Drawing of the Ogern Labour Camp
Creator: Clop, Lluís
Type: Drawing
Extent: 1 item
42.02352, 1.34078
Within Catalonia there were people belonging to political organizations and trade unions who sought to take advantage of the outbreak of the Civil War and the Generalitat’s loss of control of law and order to change society. This required destroying private property, eliminating religion, and burning notarial and judicial archives and buildings like churches and monasteries that represented power.
They also believed it was essential to physically eliminate people who they considerd class, ideological or religious enemies. Many people in the Republican rearguard, both men and women, were murdered and buried in what were called “clandestine cemeteries” or were tried by so-called “People’s Tribunals”. These were courts that were set up outside the official legal system, staffed mainly by lower-class people who had no knowledge of the law, and which handed down very harsh sentences. The peak of this violence beyond the control of the authorities came between July and December 1936.
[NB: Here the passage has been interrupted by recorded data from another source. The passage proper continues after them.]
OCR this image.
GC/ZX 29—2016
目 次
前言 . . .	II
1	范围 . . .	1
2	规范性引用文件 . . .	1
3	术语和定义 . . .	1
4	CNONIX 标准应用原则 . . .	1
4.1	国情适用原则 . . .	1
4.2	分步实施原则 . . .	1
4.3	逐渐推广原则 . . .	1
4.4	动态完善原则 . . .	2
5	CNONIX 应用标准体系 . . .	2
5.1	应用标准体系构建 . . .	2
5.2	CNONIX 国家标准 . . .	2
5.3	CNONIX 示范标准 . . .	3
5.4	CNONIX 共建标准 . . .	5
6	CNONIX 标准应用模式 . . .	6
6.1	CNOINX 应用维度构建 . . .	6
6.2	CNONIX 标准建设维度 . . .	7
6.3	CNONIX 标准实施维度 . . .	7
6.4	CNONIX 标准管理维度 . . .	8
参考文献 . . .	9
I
After the government of the Republic assumed control of public order from the Generalitat and took over its Department of Defence in May 1937, this type of violence was significantly reduced. Those considered counter-revolutionaries continued to be persecuted, but now they were judged and sentenced according to the laws of the Republic.
On 26 December 1936, Joan García Oliver, a member of the CNT-FAI who was serving as Minister of Justice in the government of the Republic, ordered the creation of what were called “Labour Camps” to house people sentenced by military or revolutionary courts to terms longer than six months and one day. The first of these camps was established in Totana (Murcia). Six were set up in Catalonia during the spring of 1938, all run by the Military Investigation Service (SIM), the Republic’s intelligence and security agency.
At the same time, the Generalitat created a Special Court with three judges to investigate and persecute the violence in Catalonia during the first months of the war. By the end of 1938, many people accused of being involved in those crimes had been arrested and more than 2,000 bodies had been exhumed from cemeteries across Catalonia.